Ahora no eran dos sino tres los guardaespaldas, quedando el tercero a dos metros
de distancia por detrás del profeta, para asegurar un refuerzo en alguna nueva
eventualidad. De las cuatro van ahora quedaban dos en las esquinas de la cuadra
del templo, y las otras dos a media cuadra, y eran esos hombres los encargados de
determinar qué hermanos podían entrar a la reunión con el profeta.
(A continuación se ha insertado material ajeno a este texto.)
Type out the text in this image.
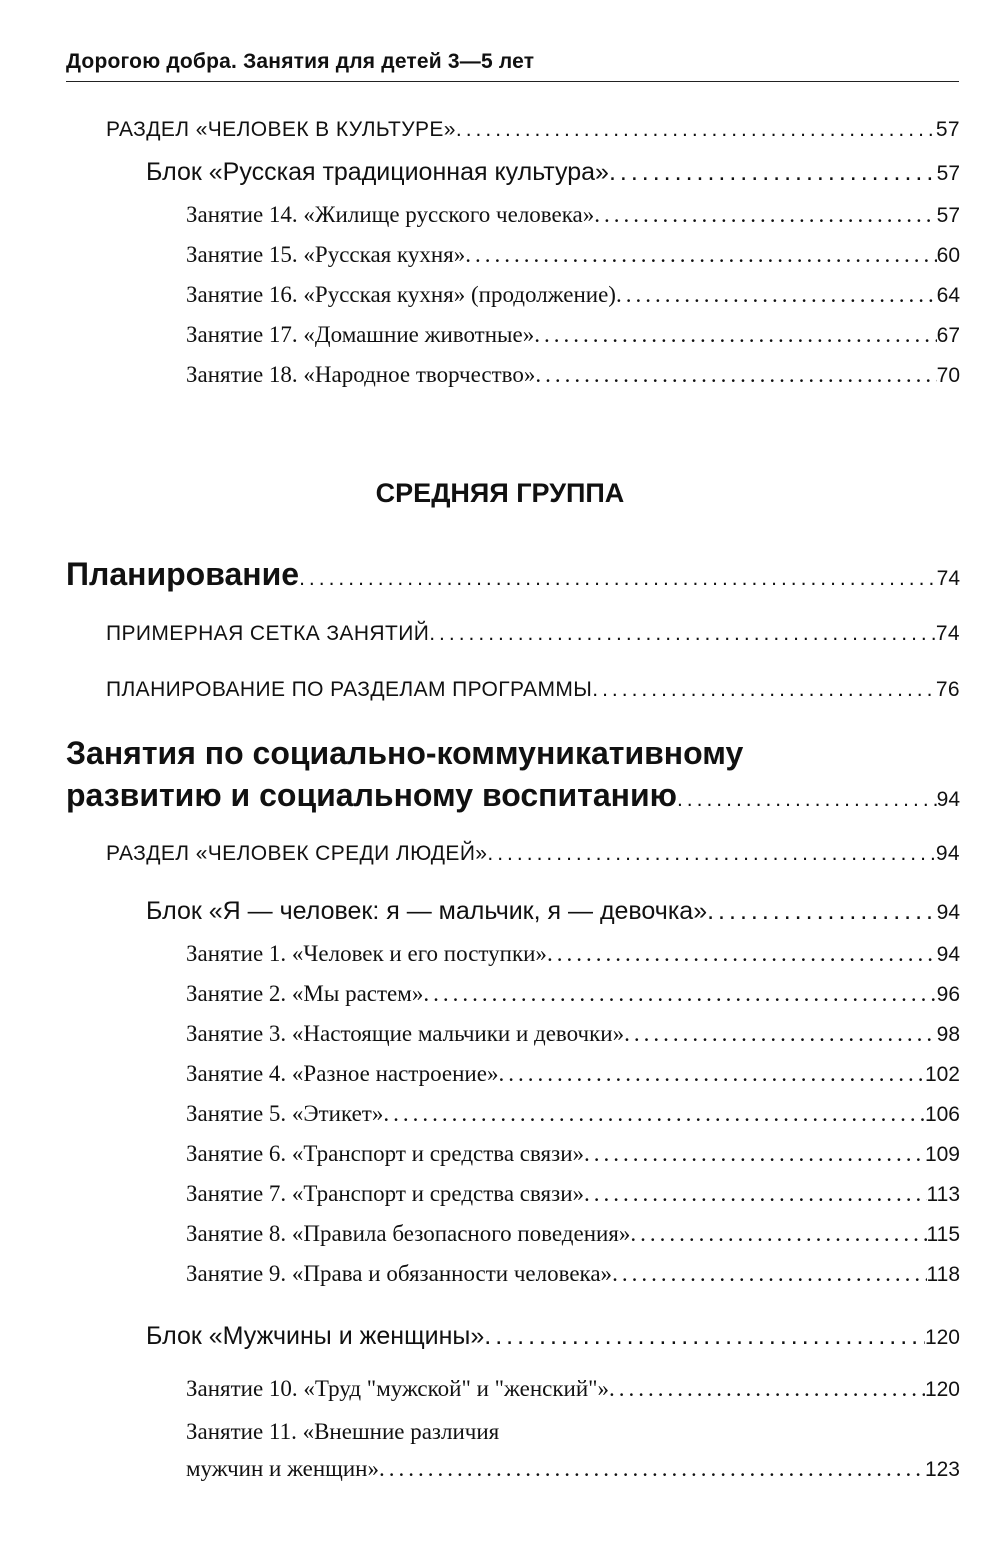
Дорогою добра. Занятия для детей 3—5 лет
РАЗДЕЛ «ЧЕЛОВЕК В КУЛЬТУРЕ» .....	57
Блок «Русская традиционная культура» .....	57
Занятие 14. «Жилище русского человека» .....	57
Занятие 15. «Русская кухня» .....	60
Занятие 16. «Русская кухня» (продолжение) .....	64
Занятие 17. «Домашние животные» .....	67
Занятие 18. «Народное творчество» .....	70
СРЕДНЯЯ ГРУППА
Планирование .....	74
ПРИМЕРНАЯ СЕТКА ЗАНЯТИЙ .....	74
ПЛАНИРОВАНИЕ ПО РАЗДЕЛАМ ПРОГРАММЫ .....	76
Занятия по социально-коммуникативному
развитию и социальному воспитанию .....	94
РАЗДЕЛ «ЧЕЛОВЕК СРЕДИ ЛЮДЕЙ» .....	94
Блок «Я — человек: я — мальчик, я — девочка» .....	94
Занятие 1. «Человек и его поступки» .....	94
Занятие 2. «Мы растем» .....	96
Занятие 3. «Настоящие мальчики и девочки» .....	98
Занятие 4. «Разное настроение» .....	102
Занятие 5. «Этикет» .....	106
Занятие 6. «Транспорт и средства связи» .....	109
Занятие 7. «Транспорт и средства связи» .....	113
Занятие 8. «Правила безопасного поведения» .....	115
Занятие 9. «Права и обязанности человека» .....	118
Блок «Мужчины и женщины» .....	120
Занятие 10. «Труд "мужской" и "женский"» .....	120
Занятие 11. «Внешние различия
мужчин и женщин» .....	123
El itinerario
oficial se había vuelto a cambiar, modificando fechas y horarios y el orden de los
templos a visitar, y restringiendo la cantidad de pastores que tenían acceso a dicho
itinerario.

Ese sábado la caravana del profeta se dirigía a un pequeño templo en Puente Alto.
Pese a que el pastor les dijo en la reunión que habían tenido que la cantidad de
asistentes sería baja dada la avanzada edad de la mayoría de los hermanos, el
equipo había decidido mantener la visita al lugar como una medida para demostrar
la ausencia de discriminación por parte del profeta. Además, por el mismo asunto de
la edad, se había decidido postergar la visita del profeta a las nueve de la mañana,
por lo que todo el movimiento en la parcela de Peñaflor había empezado una hora
más tarde, para alegría de todos los involucrados.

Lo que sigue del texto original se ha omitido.